March 29, 2018

Guest lecture on water and land use decisions set for April

by Tim Crosby

Kelli LarsonCARBONDALE, Ill. – An urban planner and researcher on urban sustainability and residential landscapes will speak at Southern Illinois University Carbondale in April.

Kelli L. Larson, associate professor in the School of Geographical Sciences and Urban Planning at Arizona State University, will give a talk titled “Social-Ecological Dynamics in Residential Landscapes of the U.S. – Implications for Urban Sustainability.”

The event is set for 1:30 p.m. on April 20, in room 161 in Lawson Hall and is sponsored by the Department of Geography and Environmental resources. The event is free and open to the public.

Strong background in research

Larson earned her doctorate in resource geography from Oregon State University in 2005 and joined ASU the same year. She is currently an associate professor in both the School of Geographical Sciences and Urban Planning, as well as the School of Sustainability there.
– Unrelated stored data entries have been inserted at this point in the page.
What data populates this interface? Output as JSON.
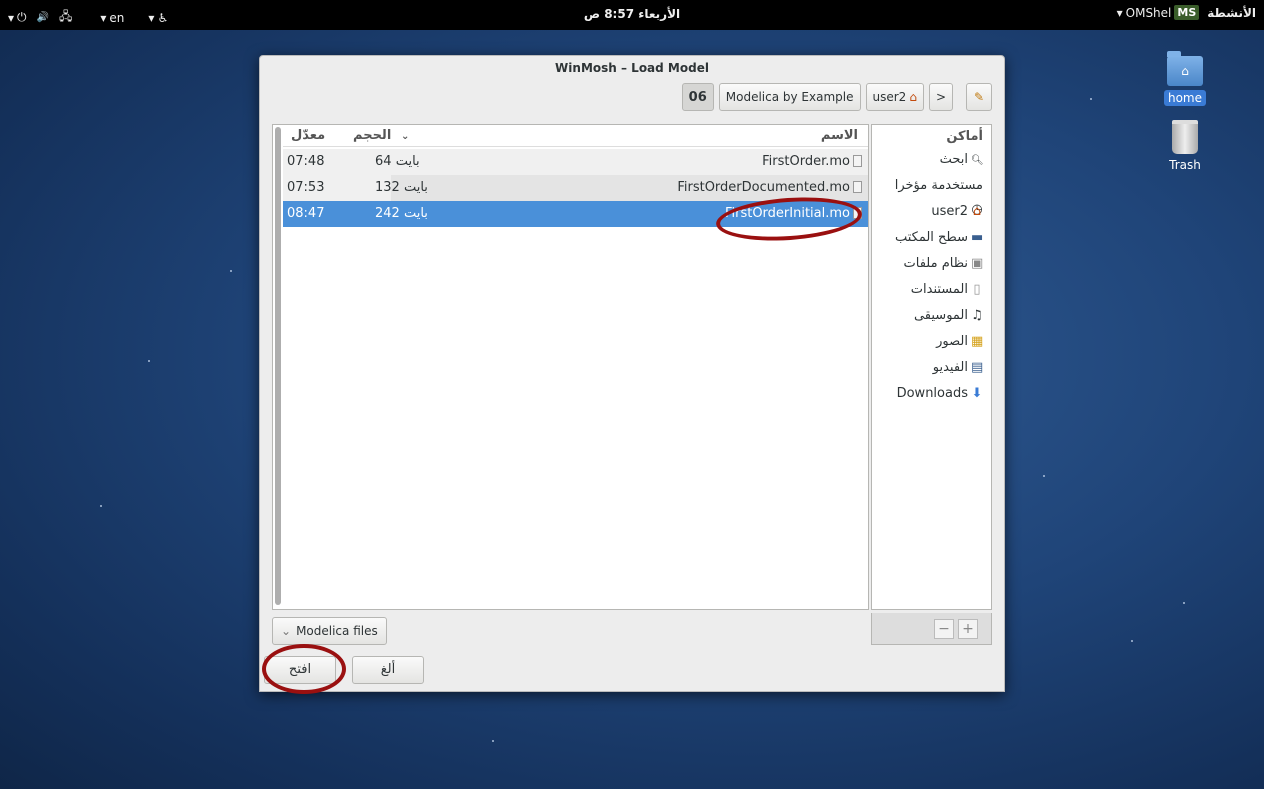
{
  "topbar": {
    "power": "⏻",
    "volume": "🔊",
    "network": "🖧",
    "lang": "en",
    "accessibility": "♿",
    "clock": "الأربعاء 8:57 ص",
    "app_badge": "MS",
    "app_name": "OMShel",
    "activities": "الأنشطة"
  },
  "desktop": {
    "home_label": "home",
    "trash_label": "Trash"
  },
  "dialog": {
    "title": "WinMosh – Load Model",
    "path": [
      "06",
      "Modelica by Example",
      "user2"
    ],
    "nav_next": ">",
    "columns": {
      "name": "الاسم",
      "size": "الحجم",
      "modified": "معدّل"
    },
    "files": [
      {
        "name": "FirstOrder.mo",
        "size": "64 بايت",
        "modified": "07:48"
      },
      {
        "name": "FirstOrderDocumented.mo",
        "size": "132 بايت",
        "modified": "07:53"
      },
      {
        "name": "FirstOrderInitial.mo",
        "size": "242 بايت",
        "modified": "08:47"
      }
    ],
    "places_header": "أماكن",
    "places": [
      {
        "label": "ابحث",
        "icon": "🔍"
      },
      {
        "label": "مستخدمة مؤخرا",
        "icon": "🕓"
      },
      {
        "label": "user2",
        "icon": "⌂"
      },
      {
        "label": "سطح المكتب",
        "icon": "▬"
      },
      {
        "label": "نظام ملفات",
        "icon": "▣"
      },
      {
        "label": "المستندات",
        "icon": "▯"
      },
      {
        "label": "الموسيقى",
        "icon": "♫"
      },
      {
        "label": "الصور",
        "icon": "▦"
      },
      {
        "label": "الفيديو",
        "icon": "▤"
      },
      {
        "label": "Downloads",
        "icon": "⬇"
      }
    ],
    "places_remove": "−",
    "places_add": "+",
    "filter": "Modelica files",
    "cancel": "ألغ",
    "open": "افتح"
  }
}
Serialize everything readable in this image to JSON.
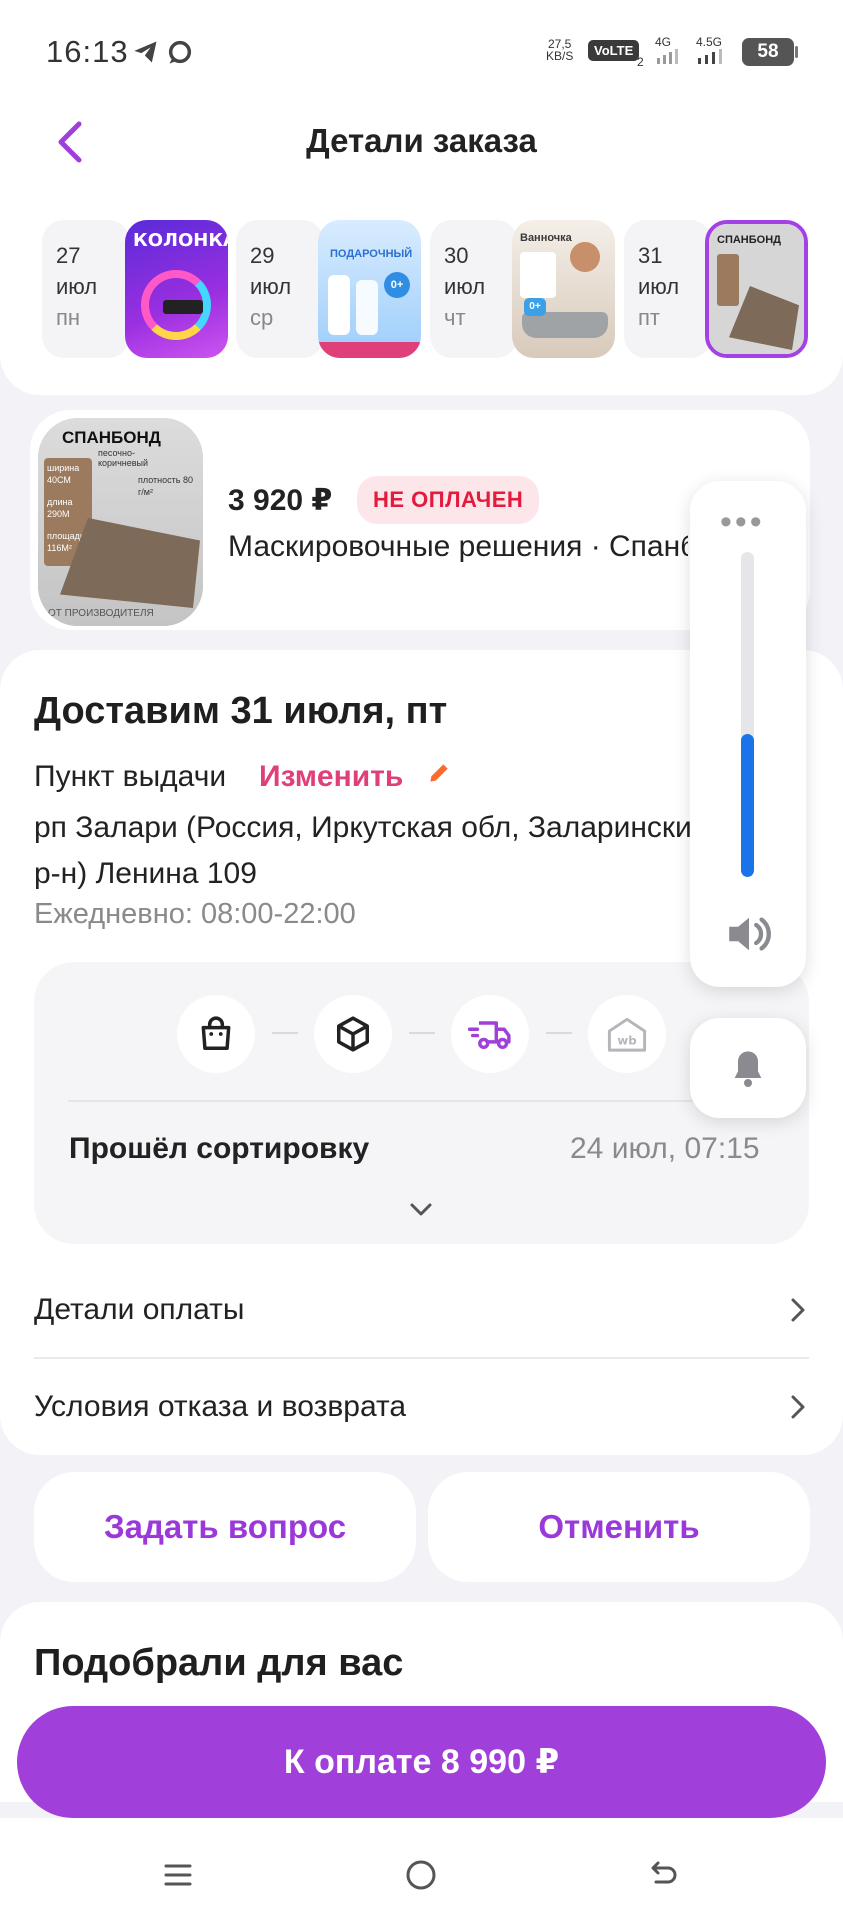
{
  "status_bar": {
    "time": "16:13",
    "net_speed_value": "27,5",
    "net_speed_unit": "KB/S",
    "volte": "VoLTE",
    "volte_sub": "2",
    "sig1": "4G",
    "sig2": "4.5G",
    "battery": "58"
  },
  "header": {
    "title": "Детали заказа"
  },
  "timeline": [
    {
      "num": "27",
      "month": "июл",
      "weekday": "пн"
    },
    {
      "num": "29",
      "month": "июл",
      "weekday": "ср"
    },
    {
      "num": "30",
      "month": "июл",
      "weekday": "чт"
    },
    {
      "num": "31",
      "month": "июл",
      "weekday": "пт"
    }
  ],
  "thumbnails": {
    "t1_brand": "КОЛОНКА",
    "t2_brand": "ПОДАРОЧНЫЙ",
    "t2_badge": "0+",
    "t3_title": "Ванночка",
    "t3_badge": "0+",
    "t4_brand": "СПАНБОНД"
  },
  "product": {
    "img_title": "СПАНБОНД",
    "img_sub": "песочно-коричневый",
    "img_w": "ширина 40СМ",
    "img_l": "длина 290М",
    "img_a": "площадь 116М²",
    "img_d": "плотность 80 г/м²",
    "img_footer": "от производителя",
    "price": "3 920 ₽",
    "status": "НЕ ОПЛАЧЕН",
    "name": "Маскировочные решения · Спанбонд"
  },
  "delivery": {
    "title": "Доставим 31 июля, пт",
    "pickup_label": "Пункт выдачи",
    "change": "Изменить",
    "address": "рп Залари (Россия, Иркутская обл, Заларинский р-н) Ленина 109",
    "hours": "Ежедневно: 08:00-22:00",
    "status": "Прошёл сортировку",
    "status_time": "24 июл, 07:15",
    "wb_label": "wb"
  },
  "rows": {
    "payment_details": "Детали оплаты",
    "return_terms": "Условия отказа и возврата"
  },
  "actions": {
    "ask": "Задать вопрос",
    "cancel": "Отменить"
  },
  "recommendations": {
    "title": "Подобрали для вас"
  },
  "pay": {
    "label": "К оплате 8 990 ₽"
  },
  "volume": {
    "level_fraction": 0.44,
    "accent": "#1a73e8"
  },
  "colors": {
    "brand": "#a03fd9",
    "link_pink": "#e0407a",
    "unpaid_red": "#e31b3c"
  }
}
Larson is an investigator in National Science Foundation projects including the Central Arizona-Phoenix Long-Term Ecological Research project and the Decision Center for a Desert City, where she leads an integrated effort to understand human-environment relations for water governance and urban sustainability. Her research focuses on risk perceptions and attitudes, water management and decision-making and urban ecology and land management.

Lecture will address water, urban ecosystems

Focusing on Phoenix and other cities across the country, Larson’s lecture will address the complex social-ecological dynamics associated with land management in urban ecosystems. Her research findings will examine decision tradeoffs, counterintuitive relationships between residents’ values and choices, as well as legacy effects in decision making. She also will discuss the motivations and constraints for land management, along with the implications for sustainability.